Neue Erkenntnisse zur menschlichen Gehirnentwicklung: Forschende identifizieren geschlechtsspezifische Unterschiede

Forschende des Universitätsklinikums Tübingen haben gemeinsam mit internationalen Forschungspartnern aufschlussreiche Erkenntnisse gewonnen: Die neuronale Komplexität der Gehirnaktivität verändert sich vom späten Stadium der Schwangerschaft bis in die frühe Kindheit anders als erwartet und zudem mit geschlechtsspezifischen Unterschieden.

Bereits in den frühen Phasen des Lebens zeigen sich je nach Entwicklungsstadium signifikante Unterschiede in der Art und Weise, wie das Gehirn Signale und Informationen aufnimmt und verarbeitet. Eine gestörte Entwicklung kann dauerhafte Folgen haben und zu psychischen Erkrankungen führen.

In der internationalen Studie hat das Team untersucht, wie das menschliche Gehirn auf äußere Reize, wie beispielsweise Tonsequenzen, reagiert, sowohl vor als auch nach der Geburt. Gemessen werden konnten die Reaktionen des Gehirns mit der fetalen Magnetenzephalographie (fMEG), die nicht-invasiv an der Oberfläche des Bauches der Mutter die Gehirnaktivität schon im Mutterleib misst. Die Sensoren befinden sich unter einer Messschale, die optimal an die Form des mütterlichen Bauches angepasst ist. „Sensorische Stimulation bietet uns eine einzigartige Möglichkeit, zu beobachten, wie junge Gehirne Informationen von außen verarbeiten. Und das auf eine vollkommen sichere Weise“, erklärte Prof. Dr. Hubert Preissl vom fMEG-Zentrum Tübingen und dem Institut für Diabetesforschung und metabolische Erkrankungen des Helmholtz Zentrums München.
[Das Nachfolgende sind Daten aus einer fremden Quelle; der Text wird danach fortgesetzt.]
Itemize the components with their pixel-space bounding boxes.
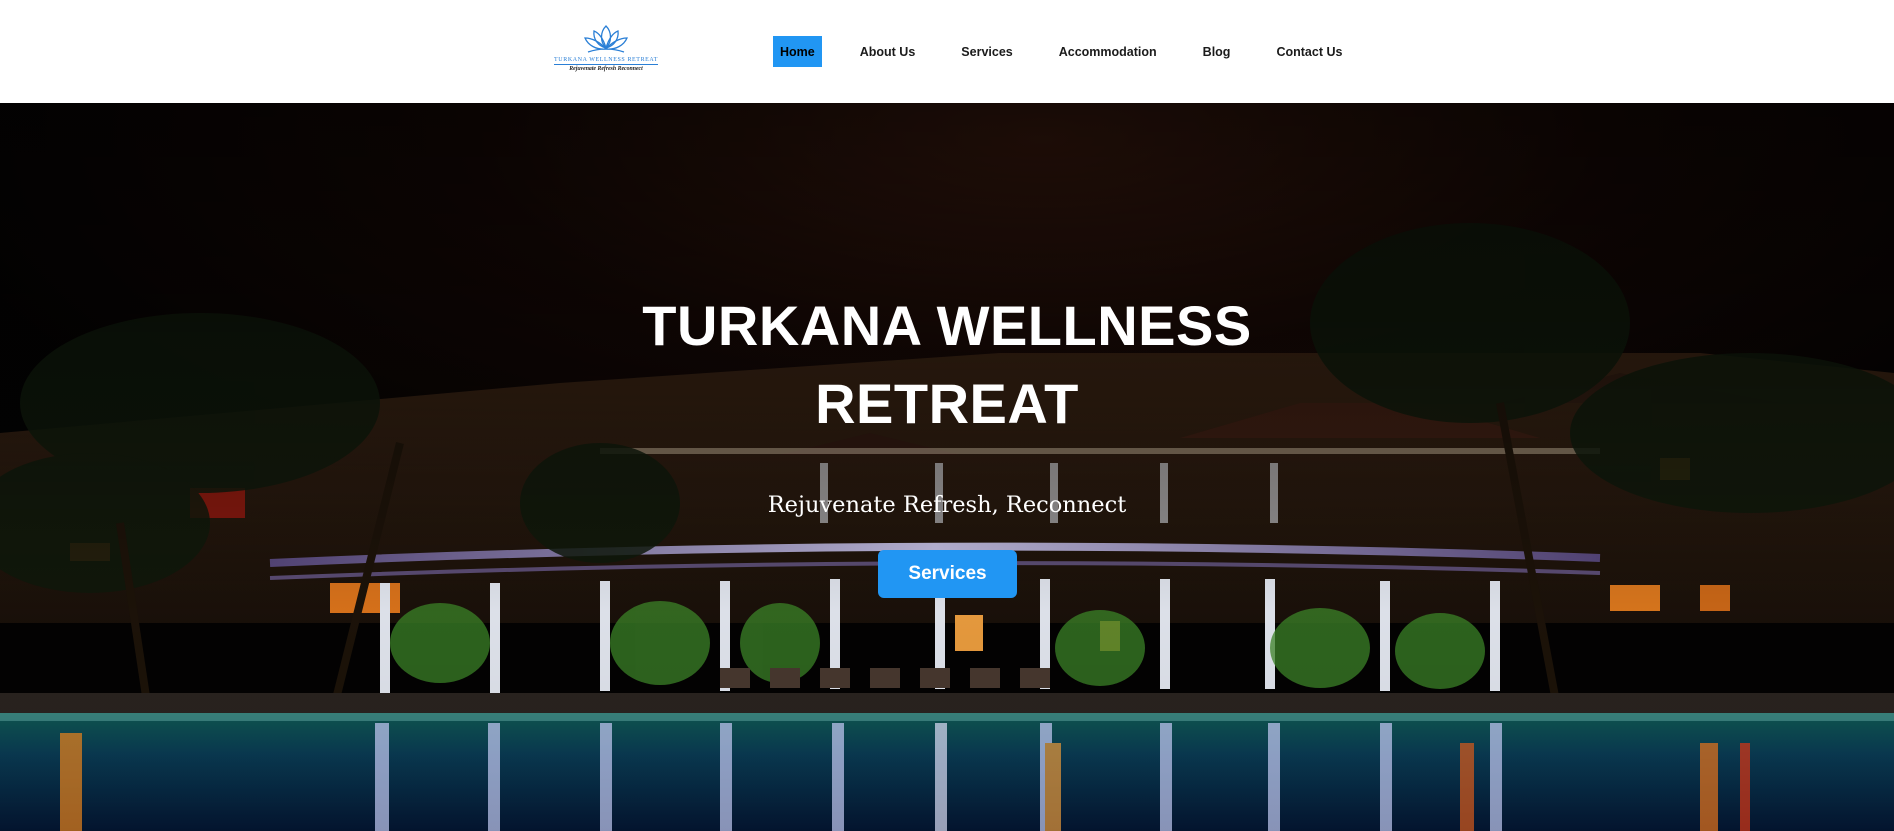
site-logo[interactable]: TURKANA WELLNESS RETREAT Rejuvenate Refr… bbox=[554, 22, 658, 82]
hero-title: TURKANA WELLNESS RETREAT bbox=[0, 287, 1894, 443]
nav-item-blog[interactable]: Blog bbox=[1203, 36, 1231, 67]
nav-item-contact-us[interactable]: Contact Us bbox=[1276, 36, 1342, 67]
hero-title-line-2: RETREAT bbox=[815, 372, 1079, 435]
nav-item-services[interactable]: Services bbox=[961, 36, 1012, 67]
logo-name: TURKANA WELLNESS RETREAT bbox=[554, 57, 658, 65]
hero-overlay bbox=[0, 103, 1894, 831]
main-nav: Home About Us Services Accommodation Blo… bbox=[773, 36, 1342, 67]
site-header: TURKANA WELLNESS RETREAT Rejuvenate Refr… bbox=[0, 0, 1894, 103]
logo-tagline: Rejuvenate Refresh Reconnect bbox=[569, 66, 643, 72]
nav-item-home[interactable]: Home bbox=[773, 36, 822, 67]
hero-section: TURKANA WELLNESS RETREAT Rejuvenate Refr… bbox=[0, 103, 1894, 831]
nav-item-accommodation[interactable]: Accommodation bbox=[1059, 36, 1157, 67]
nav-item-about-us[interactable]: About Us bbox=[860, 36, 916, 67]
hero-subtitle: Rejuvenate Refresh, Reconnect bbox=[767, 492, 1127, 518]
services-button[interactable]: Services bbox=[878, 550, 1017, 598]
lotus-icon bbox=[584, 25, 628, 53]
hero-title-line-1: TURKANA WELLNESS bbox=[642, 294, 1252, 357]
Erkrankungen frühzeitig erkennen und therapieren

Die Hypothese der Forschenden: Je weiter sich das Gehirn entwickelt, desto komplexer sind die neuronalen Reaktionen auf Reize von außen. Überraschenderweise zeigen die Ergebnisse, dass die Komplexität der neuronalen Antworten abnimmt, und zwar in geschlechtsspezifisch unterschiedlichem Tempo. Diese Unterschiede könnten Aufschluss darüber geben, warum bestimmte Entwicklungsstörungen bei Jungen und Mädchen in unterschiedlicher Häufigkeit auftreten. „Zunächst war ich ziemlich überrascht“, gab Dr. Joel Frohlich vom Institut für Neuromodulation und Neurotechnologie zu. „Instinktiv hatte ich angenommen, dass mit der Reifung des Gehirns auch seine Aktivität komplexer werden würde.“ Jedoch erscheint es sinnvoll, dass reifende Gehirnverbindungen auf externe Reize mit strukturierteren Mustern reagieren. Ein entwickelteres Gehirn ist also geordneter und hat dadurch weniger Möglichkeiten, auf denselben Reiz in unterschiedlicher Weise zu reagieren.

Das Forscherteam aus Tübingen plant, den Zusammenhang zwischen den beobachteten Gehirnmustern und der langfristigen psychischen Gesundheit weiter zu erforschen. „Je früher wir das Risiko für die Entwicklung neuropsychiatrischer und metabolischer Störungen identifizieren, desto effektiver können wir die Gehirnentwicklung unterstützen, um schwerwiegende Krankheitsverläufe zu verhindern“, verdeutlichte Prof. Dr. Alireza Gharabaghi vom Institut für Neuromodulation und Neurotechnologie. Diese Erkenntnisse könnten den Weg für zukünftige präventive Maßnahmen und Behandlungsstrategien ebnen, die das Forschungsteam auch im Rahmen des Zentrums für Bionic Intelligence und des Deutschen Zentrums für Psychische Gesundheit erforscht. An der Studie wesentlich beteiligt waren Dr. Joel Frohlich, Dr. Julia Moser, Dr. Katrin Sippel, Dr. Pedro Mediano, Prof. Dr. Hubert Preissl und Prof. Dr. Alireza Gharabaghi vom Tübinger Institut für Neuromodulation und Neurotechnologie.